The time was preseason and the man speaking was Dave Robbins, the coach at Virginia Union, where A.J. English led the nation in scoring his senior season. The subject was Michael Jordan.

English, Robbins said, would not be afraid of Jordan. He might not be able to stop him, but he would give as good as he got. He would take the ball to the basket. And everyone would see that when the two faced each other.

The Washington Bullets and Chicago Bulls have played twice and the English- Jordan matchup has yet to come to fruition. They will play again tonight at Chicago Stadium and chances are that, sooner or later, English will find himself trying to guard the all-universe talent.

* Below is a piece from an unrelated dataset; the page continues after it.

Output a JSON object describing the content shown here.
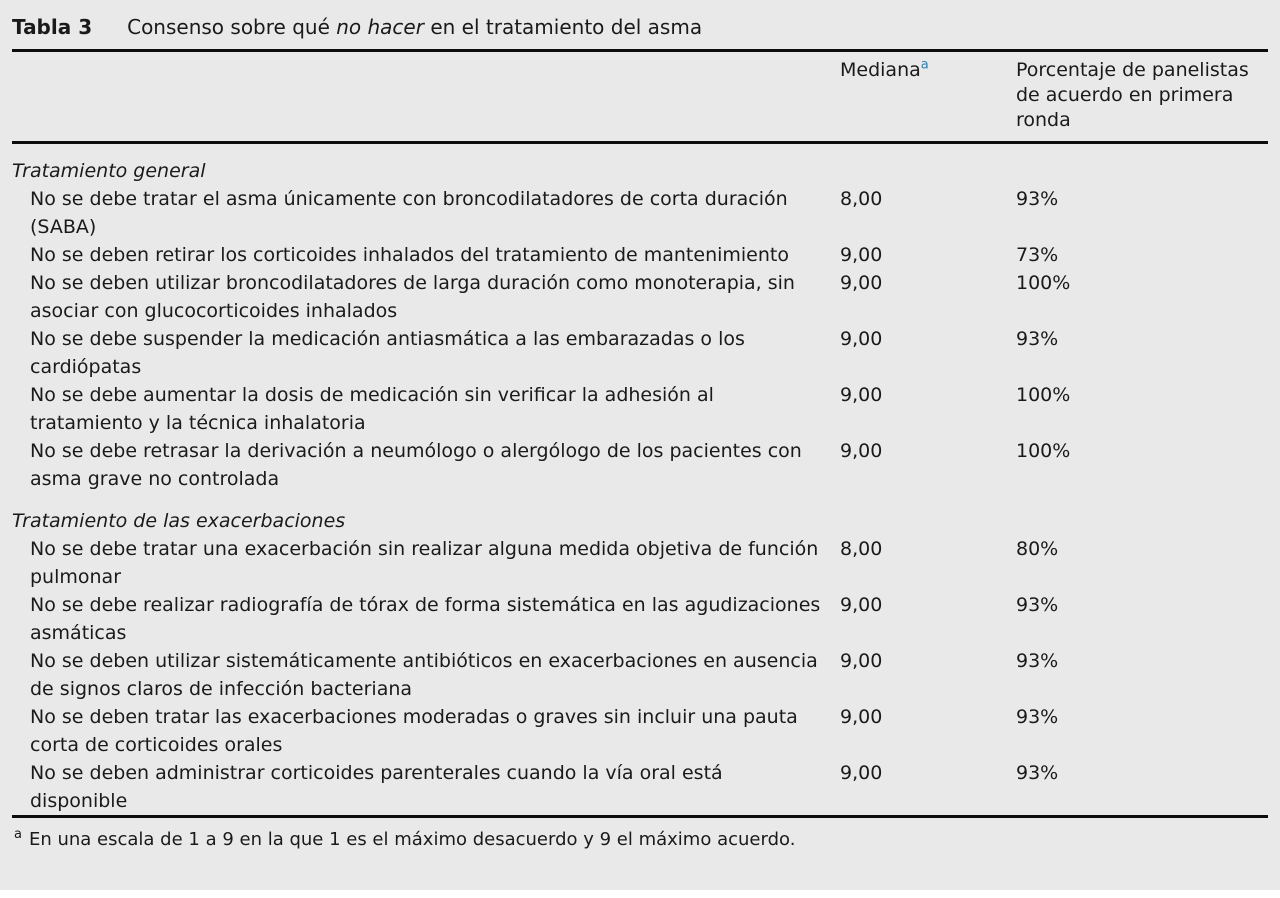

"I guess I've got to approach it just like any other game," English said. "I admire him like everybody else does, but I've got a job to do too. The only thing you can do is try to contain him. Nobody has stopped him yet, and I don't think it's going to start {tonight}."

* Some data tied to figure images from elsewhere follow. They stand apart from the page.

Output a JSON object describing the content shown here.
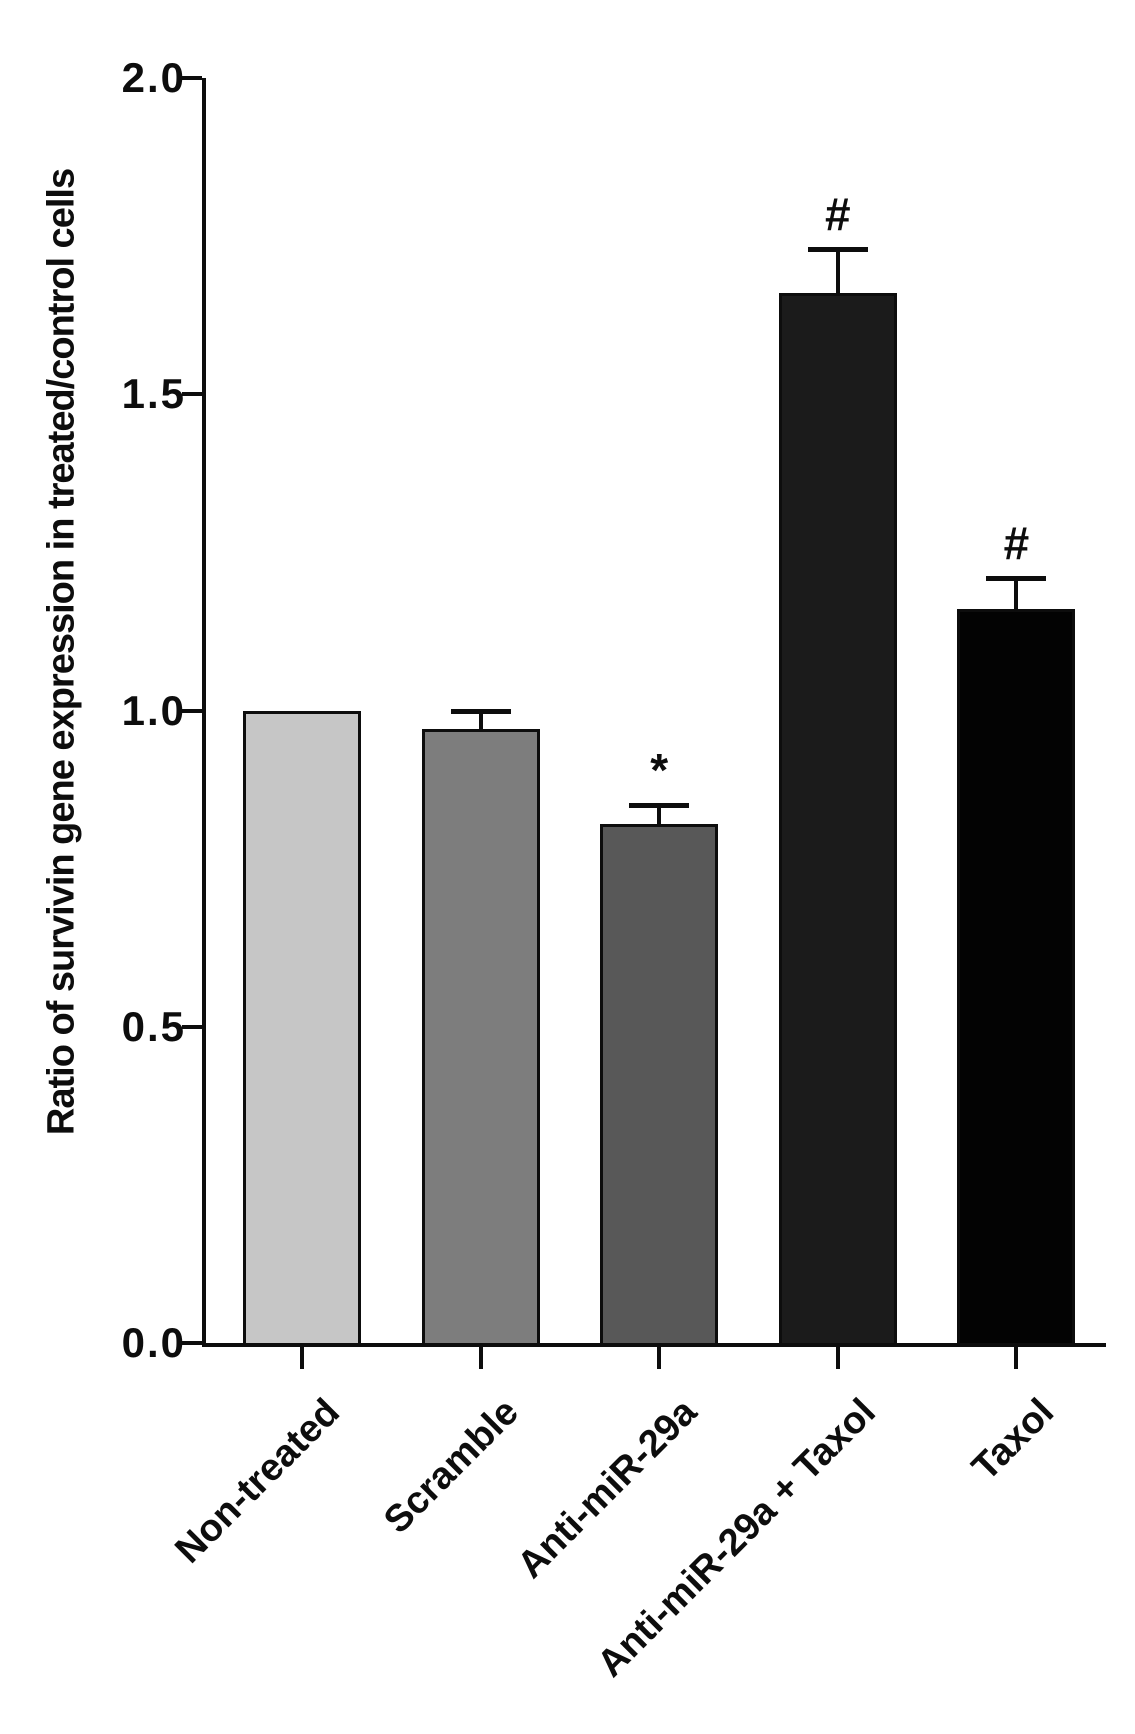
{
  "chart_data": {
    "type": "bar",
    "title": "",
    "xlabel": "",
    "ylabel": "Ratio of survivin gene expression in treated/control cells",
    "ylim": [
      0.0,
      2.0
    ],
    "yticks": [
      0.0,
      0.5,
      1.0,
      1.5,
      2.0
    ],
    "ytick_labels": [
      "0.0",
      "0.5",
      "1.0",
      "1.5",
      "2.0"
    ],
    "grid": false,
    "legend_position": "none",
    "categories": [
      "Non-treated",
      "Scramble",
      "Anti-miR-29a",
      "Anti-miR-29a + Taxol",
      "Taxol"
    ],
    "series": [
      {
        "name": "Ratio of survivin gene expression",
        "values": [
          1.0,
          0.97,
          0.82,
          1.66,
          1.16
        ],
        "errors_plus": [
          0,
          0.03,
          0.03,
          0.07,
          0.05
        ],
        "significance_markers": [
          "",
          "",
          "*",
          "#",
          "#"
        ],
        "bar_colors": [
          "#c6c6c6",
          "#7d7d7d",
          "#585858",
          "#1b1b1b",
          "#030303"
        ]
      }
    ]
  }
}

But English is coming off his best performance as a pro, a 48-minute, 31-point, 10- assist game against Cleveland on Sunday in Baltimore. It was a necessary confidence-builder for the rookie, who had been schooled last week by some of the best guards the Western Conference has to offer.

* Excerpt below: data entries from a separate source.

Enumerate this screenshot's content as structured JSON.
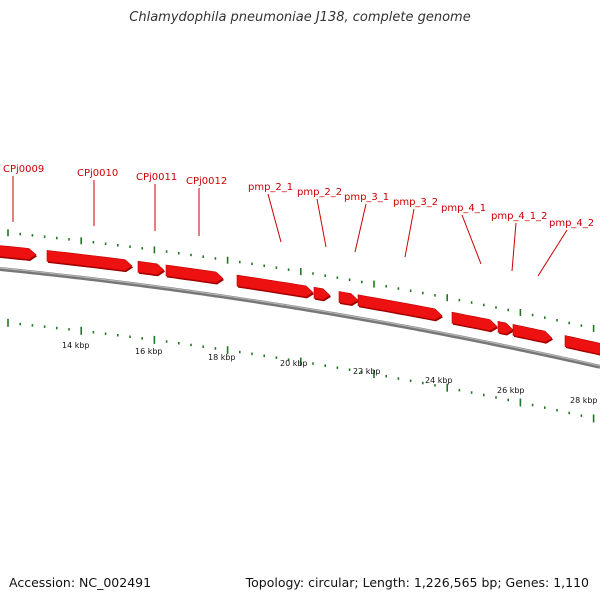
{
  "map": {
    "title": "Chlamydophila pneumoniae J138, complete genome",
    "accession": "Accession: NC_002491",
    "summary": "Topology: circular; Length: 1,226,565 bp; Genes: 1,110"
  },
  "colors": {
    "gene": "#ee1111",
    "gene_shadow": "#990000",
    "label": "#cc0000",
    "backbone": "#777777",
    "gc_ticks": "#227722"
  },
  "genes": [
    {
      "name": "CPj0009"
    },
    {
      "name": "CPj0010"
    },
    {
      "name": "CPj0011"
    },
    {
      "name": "CPj0012"
    },
    {
      "name": "pmp_2_1"
    },
    {
      "name": "pmp_2_2"
    },
    {
      "name": "pmp_3_1"
    },
    {
      "name": "pmp_3_2"
    },
    {
      "name": "pmp_4_1"
    },
    {
      "name": "pmp_4_1_2"
    },
    {
      "name": "pmp_4_2"
    }
  ],
  "scale_labels": [
    "14 kbp",
    "16 kbp",
    "18 kbp",
    "20 kbp",
    "22 kbp",
    "24 kbp",
    "26 kbp",
    "28 kbp"
  ]
}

Playing point guard in place of injured Darrell Walker and Haywoode Workman, English has had to learn the hard way about an unforgiving position. It is not just getting through a pick-and-roll screen, or doubling big men in the post.

It is a feeling.

"He played a lot better," Coach Wes Unseld said of English's performance Sunday. "He's a tough, cocky kid, there's no doubt about that. But there are a lot of tough, cocky kids in this league.

"He played some good people {on the Texas trip}; a lot of really good guards. That was the big thing."

Before Sunday's game, Unseld had one of his impromptu talks.

"Coach just told me that I'm going to make some mistakes, and to forget about them and just go out and play," English said.

"Not having played point guard before, he thought I was trying to do everything perfect. I was trying to do everything a point guard should do."

The Bullets will be hard-pressed to uphold one of their more remarkable records tonight. In the 20-plus times Jordan has played Washington, he has never scored 40 points in a game. Washington is the only non-expansion team that can make that claim.

Unseld was wondering yesterday just who was going to guard Jordan. In the past the task fell to Jeff Malone or Walker, and even Walker couldn't handle him the last time the two met. Jordan hit his first nine shots from the field and had 20 points at the half.

Unseld had not decided yesterday between Ledell Eackles and English, and he did not rule out playing forward Harvey Grant on Jordan for a trip or two, although he wasn't crazy about the idea.

After English scored 30 points against Denver, he didn't see the light of day for several games, as the Bullets tried to work Eackles into shape. English never complained. When Eackles struggled, the coaching staff turned to English, and then, out of necessity, had to play him at the point.

It was a rough week.

Although English doesn't get picked cleanly anymore by opposition screens, against the likes of Houston's Kenny Smith and Dallas's Derek Harper he received an education on stopping penetration toward the basket.

"With Houston, they're a guard-oriented team," English said. "It just so happens that two or three of their best players are guards. We didn't have Darrell. They shot 60 percent. What did we lose by, 11, 12?

"And they had eight or nine three-pointers. When you play the pick-and-roll {as the Rockets did} they can all step back and shoot the three-pointer."